FILE PHOTO – The Google name is displayed outside the company’s office in London, Britain November 1, 2018. REUTERS/Toby Melville/File Photo
Le Maire told Le Parisien newspaper the tax is aimed at companies with worldwide digital revenue of at least 750 million and French revenue of more than 25 million euros.
He said the tax would target some 30 companies, mostly American, but also Chinese, German, Spanish and British, as well as one French firm and several firms with French origins that have been bought by foreign companies.
The paper listed Google, Amazon, Facebook and Apple (the four so-called “GAFA” companies) but also Uber, Airbnb, Booking and French online advertising specialist Criteo as targets.
“A taxation system for the 21st century has to built on what has value today, and that is data,” Le Maire said.

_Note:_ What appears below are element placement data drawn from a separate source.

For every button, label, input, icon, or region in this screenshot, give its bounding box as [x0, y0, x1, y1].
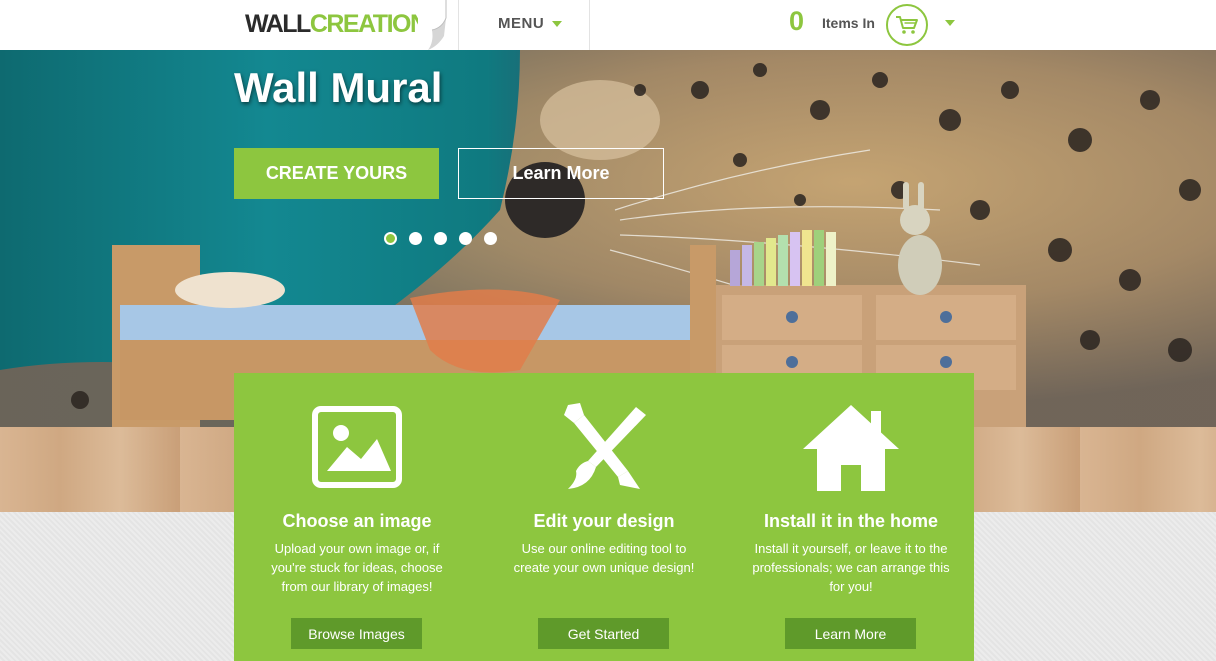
shopping-cart-icon [896, 16, 918, 34]
house-icon [803, 405, 899, 491]
logo-text-wall: WALL [245, 10, 311, 38]
install-learn-more-button[interactable]: Learn More [785, 618, 916, 649]
create-yours-button[interactable]: CREATE YOURS [234, 148, 439, 199]
carousel-dot[interactable] [459, 232, 472, 245]
chevron-down-icon [552, 21, 563, 28]
page-curl-icon [418, 0, 447, 50]
cart-count: 0 [789, 6, 805, 36]
carousel-dot[interactable] [484, 232, 497, 245]
get-started-button[interactable]: Get Started [538, 618, 669, 649]
carousel-dots [384, 232, 497, 245]
hero-title: Wall Mural [234, 64, 443, 111]
carousel-dot[interactable] [409, 232, 422, 245]
menu-dropdown[interactable]: MENU [498, 15, 563, 32]
brush-pen-icon [564, 403, 646, 489]
browse-images-button[interactable]: Browse Images [291, 618, 422, 649]
cart-label: Items In [822, 15, 875, 31]
feature-title: Install it in the home [763, 511, 938, 531]
feature-description: Upload your own image or, if you're stuc… [271, 541, 443, 594]
feature-title: Edit your design [533, 511, 675, 531]
carousel-dot[interactable] [384, 232, 397, 245]
site-logo[interactable]: WALLCREATIONS [245, 9, 443, 39]
menu-label: MENU [498, 15, 545, 32]
cart-button[interactable] [886, 4, 928, 46]
header-divider [589, 0, 590, 50]
feature-title: Choose an image [282, 511, 432, 531]
how-it-works-panel: Choose an image Upload your own image or… [234, 373, 974, 661]
site-header: WALLCREATIONS MENU 0 Items In [0, 0, 1216, 50]
feature-description: Install it yourself, or leave it to the … [752, 541, 950, 594]
learn-more-button[interactable]: Learn More [458, 148, 664, 199]
carousel-dot[interactable] [434, 232, 447, 245]
cart-dropdown-chevron-icon[interactable] [945, 20, 955, 26]
header-divider [458, 0, 459, 50]
image-icon [312, 406, 402, 488]
feature-description: Use our online editing tool to create yo… [513, 541, 695, 575]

He added it is also a matter of fiscal justice, as the digital giants pay some 14 percentage points less tax than European small-and-medium sized companies.
Fairer taxes are a key demand of the “yellow vest” protests seen across France in the past three months.
Le Maire said the tax would target platform companies that earn a commission on putting companies in touch with customers.
Companies selling their products on their own websites would not be targeted, such as French retailer Darty which sells TVs and washing machines via its website.
But companies such as Amazon earning money as a digital intermediary between a producer and a client would have to pay.
The tax would also target the sales of personal data for advertising purposes.
In order to avoid penalizing companies who already pay taxes in France, the amount paid will be deductible from pretax income, Le Maire said.
He will present a draft law to the cabinet on Wednesday before it is presented to parliament.
France has led a push for firms with significant digital revenue in the European Union to pay more tax at source, but has made little headway as Germany is cool to the idea, while member states with low corporate tax rates such as Luxembourg and Ireland firmly oppose the proposal.
In an interview with weekly Journal du Dimanche, Carrefour CEO Alexandre Bompard said it is high time to end the fiscal imbalance between brick-and-mortar firms like his and the U.S. and Chinese internet platform companies.
“They pour their products onto markets without even paying value-added tax, and hardly any other tax at all, it is intolerable. On the same turnover they should pay the same tax,” he said.